Not-for-profit agency takes on new role: award-winning solar developer

By John David Baldwin on February 1, 2016

 Greater Bergen Community Action (GBCA), a not-for-profit community agency in Bergen County, New Jersey, has taken part in numerous community projects in Bergen County. This includes asset development, financial counseling, job training and neighborhood revitalization planning. Recently, the organization undertook a new project: solar development.
The result was award winning. Last September, the Interstate Renewable Energy Council (IREC) honored GBCA with its 3iAward for Community Renewable Energy Project of the Year. In presenting the award, IREC’s VP and COO Larry Sherwood praised the CBCA, saying, “This is the most innovative use of financing options for projects of this type that we have seen.”

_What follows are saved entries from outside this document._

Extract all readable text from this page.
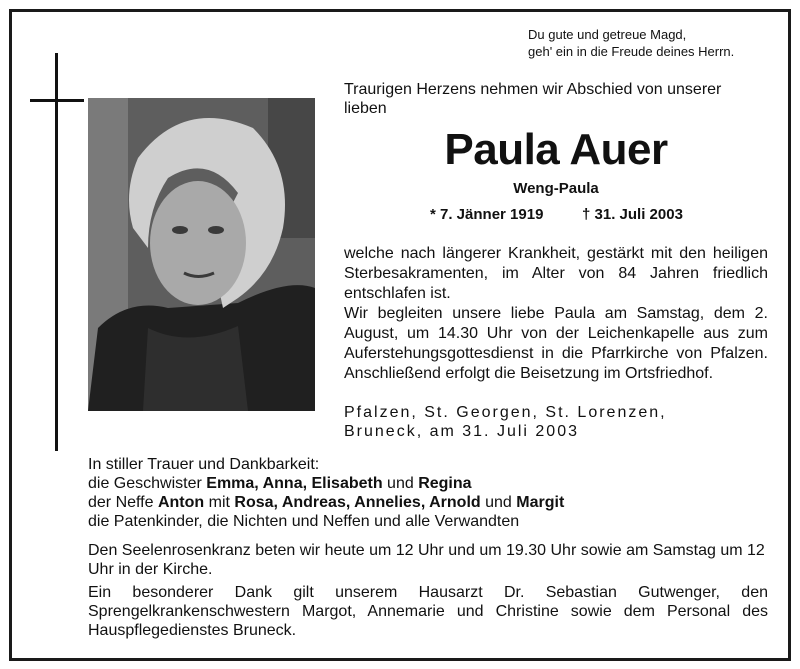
Du gute und getreue Magd,
geh' ein in die Freude deines Herrn.
Traurigen Herzens nehmen wir Abschied von unserer lieben
Paula Auer
Weng-Paula
* 7. Jänner 1919	† 31. Juli 2003
welche nach längerer Krankheit, gestärkt mit den heiligen Sterbesakramenten, im Alter von 84 Jahren friedlich entschlafen ist.
Wir begleiten unsere liebe Paula am Samstag, dem 2. August, um 14.30 Uhr von der Leichenkapelle aus zum Auferstehungsgottesdienst in die Pfarrkirche von Pfalzen. Anschließend erfolgt die Beisetzung im Ortsfriedhof.
Pfalzen, St. Georgen, St. Lorenzen,
Bruneck, am 31. Juli 2003
In stiller Trauer und Dankbarkeit:
die Geschwister Emma, Anna, Elisabeth und Regina
der Neffe Anton mit Rosa, Andreas, Annelies, Arnold und Margit
die Patenkinder, die Nichten und Neffen und alle Verwandten
Den Seelenrosenkranz beten wir heute um 12 Uhr und um 19.30 Uhr sowie am Samstag um 12 Uhr in der Kirche.
Ein besonderer Dank gilt unserem Hausarzt Dr. Sebastian Gutwenger, den Sprengelkrankenschwestern Margot, Annemarie und Christine sowie dem Personal des Hauspflegedienstes Bruneck.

So what led an established not-for-profit organization to take on the role of solar developer? How was the program organized and financed? Why did Sherwood call its financing arrangement “innovative”? And, is GBCA’s model replicable by other nonprofits?

“The idea [to get into solar development] actually came about as a result of our look at an overall cost saving audit,” said Robert F. Halsch Jr., GBCA’s Executive Director. “When we looked at energy (we operate dozens of facilities), it was a significant cost center that cried out for a creative approach.”

The organization reached out to solar PV developers and quickly discovered the variety of financial options available. “It occurred to us that we could be the solar developer, and the cost curve could bend to our advantage and that of partners in the community: nonprofits who are congruent of our mission. So we set about trying to do that as a way to save money – and pass these savings along to our partners as well.”

At about this time, Halsch went out for a beer with GBCA’s treasurer Tim Flynn to talk about containing costs. Flynn wrote down on a bar napkin a possible plan for establishing GBCA as a solar developer. According to Halsch, he “kept [the napkin] in the top drawer of my desk to guide me about [Flynn’s] thinking.”

After consulting with professionals in both the energy and finance sectors, GBCA designed a business model that they then brought to Goldman Sachs, whose Urban Investment Group became the sole private investor on the project. GBCA formed a Limited Liability Corporation, CAP Solar New Jersey 1 LLC. GBCA owns 51 percent of CAP Solar, and the Urban Investment Group the other 49 percent.

Their concept was to employ economies of scale by leveraging private capital, using a high-quality partner such as Goldman Sachs, to efficiently install photovoltaics on the rooftops of dozens of small nonprofit agencies. The partnership with Goldman Sachs was necessary because the individual solar installations by themselves would have been too small to attract investors. As Halsch puts it, “Capital markets need to see at least a couple of megawatts before they can engage” with a solar project.

The Urban Investment Group improved GBCA’s business model by adding New Market Tax Credits to it. CAP Solar was the entity created to facilitate the investment. GBCA itself invested $250,000 in the project.

“We looked at the underlying financials for each nonprofit,” said Halsch. “Nonprofit balance sheets are different from public companies and have to be evaluated differently.” The Urban Investment Group has since gotten almost all of its investment back because it accrues all tax benefits; GBCA earned enough from developer’s fees to cover its investment.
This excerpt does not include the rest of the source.